Experimental investigation on thermal management and performance enhancement of photovoltaic panel cooled by a sustainable shape stabilized phase change material

Photovoltaic (PV) panels are considered an important source of renewable energy as they convert solar energy into electrical energy. However, a main problem with PV panels is that their performance degrades as their temperature rises. To address this issue, passive cooling of the PV panel can be achieved using phase change materials (PCMs). But several issues arise when integrating PCM into PV panels, such as leakage, tilt angle issues, and low thermal conductivity of PCM, which can affect the total thermal management process.

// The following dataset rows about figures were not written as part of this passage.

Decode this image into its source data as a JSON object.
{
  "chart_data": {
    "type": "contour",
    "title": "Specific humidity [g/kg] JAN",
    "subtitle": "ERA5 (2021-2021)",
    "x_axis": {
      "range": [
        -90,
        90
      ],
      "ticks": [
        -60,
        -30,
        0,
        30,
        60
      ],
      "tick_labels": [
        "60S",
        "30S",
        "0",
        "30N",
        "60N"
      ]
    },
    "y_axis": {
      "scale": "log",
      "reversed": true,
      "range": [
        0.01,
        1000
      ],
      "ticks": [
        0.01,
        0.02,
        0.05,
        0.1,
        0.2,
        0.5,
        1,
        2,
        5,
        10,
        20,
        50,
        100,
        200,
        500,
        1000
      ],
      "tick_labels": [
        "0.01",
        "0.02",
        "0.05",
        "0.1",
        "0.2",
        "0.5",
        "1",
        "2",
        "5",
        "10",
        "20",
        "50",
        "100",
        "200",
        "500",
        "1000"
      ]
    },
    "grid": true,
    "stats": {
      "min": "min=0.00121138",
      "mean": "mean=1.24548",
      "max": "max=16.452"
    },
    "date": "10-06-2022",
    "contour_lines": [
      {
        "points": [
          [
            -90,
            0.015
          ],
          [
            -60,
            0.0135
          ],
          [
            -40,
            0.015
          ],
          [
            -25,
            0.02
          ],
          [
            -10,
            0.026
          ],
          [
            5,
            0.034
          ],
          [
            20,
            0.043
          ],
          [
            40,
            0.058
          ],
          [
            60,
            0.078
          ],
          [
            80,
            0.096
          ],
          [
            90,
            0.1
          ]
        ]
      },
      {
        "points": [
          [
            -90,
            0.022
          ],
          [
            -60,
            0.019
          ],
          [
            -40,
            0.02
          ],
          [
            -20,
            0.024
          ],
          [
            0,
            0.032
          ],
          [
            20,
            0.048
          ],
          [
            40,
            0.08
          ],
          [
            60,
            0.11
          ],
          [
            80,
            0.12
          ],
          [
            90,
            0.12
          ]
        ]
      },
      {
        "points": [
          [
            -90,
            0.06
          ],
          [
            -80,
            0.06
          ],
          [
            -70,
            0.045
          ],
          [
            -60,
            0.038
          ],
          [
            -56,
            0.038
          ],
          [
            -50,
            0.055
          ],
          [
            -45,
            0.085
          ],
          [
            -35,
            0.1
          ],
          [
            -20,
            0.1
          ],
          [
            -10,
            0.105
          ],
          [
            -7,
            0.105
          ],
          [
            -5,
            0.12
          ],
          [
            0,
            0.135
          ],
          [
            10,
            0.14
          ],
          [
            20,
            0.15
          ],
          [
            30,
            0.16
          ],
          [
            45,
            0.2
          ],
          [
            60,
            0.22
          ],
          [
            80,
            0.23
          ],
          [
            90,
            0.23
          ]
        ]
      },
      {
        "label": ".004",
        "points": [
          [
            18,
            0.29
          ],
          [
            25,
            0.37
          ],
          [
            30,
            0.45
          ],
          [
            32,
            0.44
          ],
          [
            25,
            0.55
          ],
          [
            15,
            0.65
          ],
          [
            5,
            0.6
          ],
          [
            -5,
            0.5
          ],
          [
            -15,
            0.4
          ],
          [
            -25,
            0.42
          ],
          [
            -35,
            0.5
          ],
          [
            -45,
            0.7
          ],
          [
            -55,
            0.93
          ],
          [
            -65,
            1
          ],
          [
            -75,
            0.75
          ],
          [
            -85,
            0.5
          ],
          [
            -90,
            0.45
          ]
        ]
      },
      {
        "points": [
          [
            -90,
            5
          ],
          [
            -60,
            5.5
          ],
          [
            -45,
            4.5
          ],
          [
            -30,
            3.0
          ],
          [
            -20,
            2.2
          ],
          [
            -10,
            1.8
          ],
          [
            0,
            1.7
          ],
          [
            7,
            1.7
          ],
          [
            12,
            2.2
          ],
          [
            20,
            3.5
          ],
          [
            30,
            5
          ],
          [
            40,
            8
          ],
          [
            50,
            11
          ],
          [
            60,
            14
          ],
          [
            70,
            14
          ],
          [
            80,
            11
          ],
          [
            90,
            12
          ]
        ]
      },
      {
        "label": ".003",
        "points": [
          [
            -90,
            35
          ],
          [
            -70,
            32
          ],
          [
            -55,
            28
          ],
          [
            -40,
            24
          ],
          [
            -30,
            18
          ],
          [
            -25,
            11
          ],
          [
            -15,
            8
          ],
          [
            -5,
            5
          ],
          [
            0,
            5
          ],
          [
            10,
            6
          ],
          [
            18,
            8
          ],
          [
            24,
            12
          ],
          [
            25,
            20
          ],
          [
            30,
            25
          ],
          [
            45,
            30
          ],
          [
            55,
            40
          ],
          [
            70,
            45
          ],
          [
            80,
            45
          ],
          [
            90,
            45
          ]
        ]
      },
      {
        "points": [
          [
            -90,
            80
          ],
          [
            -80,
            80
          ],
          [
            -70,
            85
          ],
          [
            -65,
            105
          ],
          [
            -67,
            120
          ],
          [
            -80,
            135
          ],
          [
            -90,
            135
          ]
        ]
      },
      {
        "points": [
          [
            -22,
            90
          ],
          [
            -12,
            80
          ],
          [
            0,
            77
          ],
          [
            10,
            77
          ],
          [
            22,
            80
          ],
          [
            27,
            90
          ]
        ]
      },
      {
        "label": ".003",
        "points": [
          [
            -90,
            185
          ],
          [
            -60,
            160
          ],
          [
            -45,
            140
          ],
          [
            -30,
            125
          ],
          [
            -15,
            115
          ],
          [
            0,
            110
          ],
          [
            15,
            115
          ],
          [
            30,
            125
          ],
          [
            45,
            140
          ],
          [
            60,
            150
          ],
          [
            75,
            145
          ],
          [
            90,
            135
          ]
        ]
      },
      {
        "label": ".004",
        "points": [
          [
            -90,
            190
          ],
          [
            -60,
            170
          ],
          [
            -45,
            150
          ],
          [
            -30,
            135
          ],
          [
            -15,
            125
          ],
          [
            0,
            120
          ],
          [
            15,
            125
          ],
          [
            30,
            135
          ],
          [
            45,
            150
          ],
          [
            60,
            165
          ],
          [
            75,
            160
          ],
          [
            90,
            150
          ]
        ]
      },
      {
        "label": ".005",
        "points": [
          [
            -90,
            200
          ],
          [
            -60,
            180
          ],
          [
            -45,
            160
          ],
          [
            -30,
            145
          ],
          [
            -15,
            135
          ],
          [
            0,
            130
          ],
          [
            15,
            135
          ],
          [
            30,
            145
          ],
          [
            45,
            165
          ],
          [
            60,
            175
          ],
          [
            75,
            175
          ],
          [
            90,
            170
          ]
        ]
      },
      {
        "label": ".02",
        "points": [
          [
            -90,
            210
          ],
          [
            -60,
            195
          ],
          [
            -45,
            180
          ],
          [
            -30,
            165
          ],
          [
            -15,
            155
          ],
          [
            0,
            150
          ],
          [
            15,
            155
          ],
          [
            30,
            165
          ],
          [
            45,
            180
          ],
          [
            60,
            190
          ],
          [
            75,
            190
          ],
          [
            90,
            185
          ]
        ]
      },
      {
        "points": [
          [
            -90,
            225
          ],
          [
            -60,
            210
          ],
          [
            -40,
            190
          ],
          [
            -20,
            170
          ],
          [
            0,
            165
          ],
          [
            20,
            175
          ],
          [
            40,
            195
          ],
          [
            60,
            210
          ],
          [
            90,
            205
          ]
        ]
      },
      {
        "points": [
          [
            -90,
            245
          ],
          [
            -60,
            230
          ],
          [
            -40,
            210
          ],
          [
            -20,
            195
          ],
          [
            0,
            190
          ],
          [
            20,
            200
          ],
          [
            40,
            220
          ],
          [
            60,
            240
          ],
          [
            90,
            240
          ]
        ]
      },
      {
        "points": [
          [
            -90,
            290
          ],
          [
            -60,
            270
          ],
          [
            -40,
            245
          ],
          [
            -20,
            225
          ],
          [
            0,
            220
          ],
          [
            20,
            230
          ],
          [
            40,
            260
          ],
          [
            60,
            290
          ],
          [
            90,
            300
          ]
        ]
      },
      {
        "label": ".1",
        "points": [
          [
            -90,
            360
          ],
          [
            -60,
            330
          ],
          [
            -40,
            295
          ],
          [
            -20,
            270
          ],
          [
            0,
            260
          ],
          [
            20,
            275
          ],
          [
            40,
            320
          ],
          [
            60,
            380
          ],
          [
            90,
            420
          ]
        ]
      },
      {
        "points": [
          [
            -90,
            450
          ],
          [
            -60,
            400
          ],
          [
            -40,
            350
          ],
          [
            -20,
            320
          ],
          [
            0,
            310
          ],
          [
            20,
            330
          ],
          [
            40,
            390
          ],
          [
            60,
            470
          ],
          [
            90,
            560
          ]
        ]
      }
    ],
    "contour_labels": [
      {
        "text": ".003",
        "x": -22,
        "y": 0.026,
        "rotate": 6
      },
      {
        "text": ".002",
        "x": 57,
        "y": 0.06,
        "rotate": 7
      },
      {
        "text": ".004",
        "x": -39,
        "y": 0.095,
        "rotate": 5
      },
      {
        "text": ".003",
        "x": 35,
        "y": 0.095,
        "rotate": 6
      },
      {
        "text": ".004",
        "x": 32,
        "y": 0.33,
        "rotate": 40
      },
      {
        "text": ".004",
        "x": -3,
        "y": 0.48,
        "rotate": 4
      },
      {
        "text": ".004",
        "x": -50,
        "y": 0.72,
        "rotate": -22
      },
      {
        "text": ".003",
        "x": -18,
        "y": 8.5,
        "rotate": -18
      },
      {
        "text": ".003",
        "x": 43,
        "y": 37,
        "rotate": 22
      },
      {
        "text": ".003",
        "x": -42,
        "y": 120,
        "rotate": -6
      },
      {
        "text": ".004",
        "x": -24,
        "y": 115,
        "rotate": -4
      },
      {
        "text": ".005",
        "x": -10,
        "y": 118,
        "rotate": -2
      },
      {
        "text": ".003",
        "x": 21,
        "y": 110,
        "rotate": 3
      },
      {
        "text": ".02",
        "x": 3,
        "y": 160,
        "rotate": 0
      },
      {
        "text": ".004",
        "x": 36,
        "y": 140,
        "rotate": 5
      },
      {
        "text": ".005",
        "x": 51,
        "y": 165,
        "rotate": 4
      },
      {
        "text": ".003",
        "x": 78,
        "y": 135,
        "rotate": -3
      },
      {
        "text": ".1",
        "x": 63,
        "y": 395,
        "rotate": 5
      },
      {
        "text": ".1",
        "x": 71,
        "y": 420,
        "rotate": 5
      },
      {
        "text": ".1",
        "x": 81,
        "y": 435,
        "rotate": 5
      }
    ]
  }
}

This study aims to solve these issues by using a novel sustainable shape stabilized phase change material (SSPCM). In this study, oil ash and RT-42 PCM are utilized to prepare the SSPCM using the vacuum impregnation two-step method. The prepared SSPCM is attached to the rear back of a 5-W PV panel with a load of 18 Ω. The temperature and power are recorded and compared to a standalone uncooled PV panel. Results showed that the novel SSPCM has a latent heat of 71.54 J/g and a high thermal conductivity of 0.7352 W/m·K. Moreover, the SSPCM can uniformly cool the PV by a maximum of 6.1 °C and enhance the efficiency by 9.02 %. From economical point of view, using SSPCM are considered feasible with a payback period calculated to be 1.05 years.